THERAPIE IST NICHT GLEICH THERAPIE!

Eine Therapie sollte Linderung schaffen – besser noch heilen! Das wird nur möglich, wenn ausführliche Ursachenforschung, also Anamnese, geleistet wird. Und dann die Ursachen therapiert werden, nicht die Symptome.

KRANKHEITEN HABEN IMMER URSACHEN!

Die Schulmedizin behandelt Symptome! Die Ursachen dieser Symptome bleiben in der Regel unberücksichtigt. Um diese zu therapieren, nutze ich in meiner Praxis drei sich ergänzende Basistherapien.

Diese Basistherapien stelle ich hier nur sehr vereinfacht dar. Wenn Sie ausführlichere Informationen darüber haben möchten, klicken Sie auf den jeweiligen Flyer zum Thema. Sie können sich auch gern den gedruckten Flyer von meiner Praxis unverbindlich und kostenlos zusenden lassen. Rufen Sie dazu einfach an oder schicken Sie uns eine E-Mail.


Die vegetative Therapie

Eine von mir entwickelte dynamische Kombination von Neuraltherapie und klassischer Akupunktur. In der vegetativen Therapie behandle ich vor allem die verschiedensten Verletzungen des Körpers, sogenannte Störfelder, wie Brüche, Narben von Unfällen und Operationen oder auch wurzelbehandelte Zähne.

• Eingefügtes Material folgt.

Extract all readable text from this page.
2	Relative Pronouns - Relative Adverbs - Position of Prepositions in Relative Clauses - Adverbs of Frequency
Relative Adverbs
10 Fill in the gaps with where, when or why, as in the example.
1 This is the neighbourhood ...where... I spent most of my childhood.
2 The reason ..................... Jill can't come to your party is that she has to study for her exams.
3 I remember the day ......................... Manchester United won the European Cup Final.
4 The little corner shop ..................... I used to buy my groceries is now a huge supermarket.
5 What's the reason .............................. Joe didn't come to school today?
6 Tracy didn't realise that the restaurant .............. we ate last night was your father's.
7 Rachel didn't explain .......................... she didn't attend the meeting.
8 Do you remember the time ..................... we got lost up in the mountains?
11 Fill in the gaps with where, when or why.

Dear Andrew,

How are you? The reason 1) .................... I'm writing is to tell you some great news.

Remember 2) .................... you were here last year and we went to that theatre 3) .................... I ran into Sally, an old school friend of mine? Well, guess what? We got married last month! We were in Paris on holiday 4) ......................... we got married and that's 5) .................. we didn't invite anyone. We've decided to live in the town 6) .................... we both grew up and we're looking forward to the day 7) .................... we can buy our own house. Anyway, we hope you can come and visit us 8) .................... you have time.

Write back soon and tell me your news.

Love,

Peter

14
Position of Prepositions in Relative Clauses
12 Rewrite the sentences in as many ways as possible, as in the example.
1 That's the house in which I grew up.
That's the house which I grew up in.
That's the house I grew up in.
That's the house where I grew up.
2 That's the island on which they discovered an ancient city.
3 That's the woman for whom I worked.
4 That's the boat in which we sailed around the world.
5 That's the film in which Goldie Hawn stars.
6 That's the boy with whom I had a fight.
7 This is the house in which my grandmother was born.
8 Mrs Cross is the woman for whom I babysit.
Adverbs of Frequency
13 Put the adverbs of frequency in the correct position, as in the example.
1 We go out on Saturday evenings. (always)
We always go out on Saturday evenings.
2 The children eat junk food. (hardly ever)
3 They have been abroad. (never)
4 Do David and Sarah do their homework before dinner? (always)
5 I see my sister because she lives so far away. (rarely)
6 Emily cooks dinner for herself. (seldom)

Egal wie lange diese Verletzungen schon zurückliegen. Sie alle belasten und blockieren die Informations­bahnen des Vegetativums, die Meridiane. Vor allem chronische Schmerzzustände, wie Rückenschmerzen oder Migräne, aber auch depressive Verstimmungen oder Erschöpfungszustände können damit erfolgreich behandelt werden.


Die Entgiftungstherapie

Im Focus: Quecksilber! Das giftigste Schwermetall für unseren Körper! Die Hauptquelle der menschlichen Quecksilberbelastung sind Amalgamfüllungen in unseren Zähnen. Aber auch Meeresfische sind belastet, vor allem der Thunfisch! Mit Pestiziden gespritztes Obst und Gemüse tragen zur Gesamtbelastung des Körpers mit Giftstoffen bei. Müllverbrennungsanlagen und Kohlekraftwerke stoßen Quecksilber aus, das in der Nahrungskette landet.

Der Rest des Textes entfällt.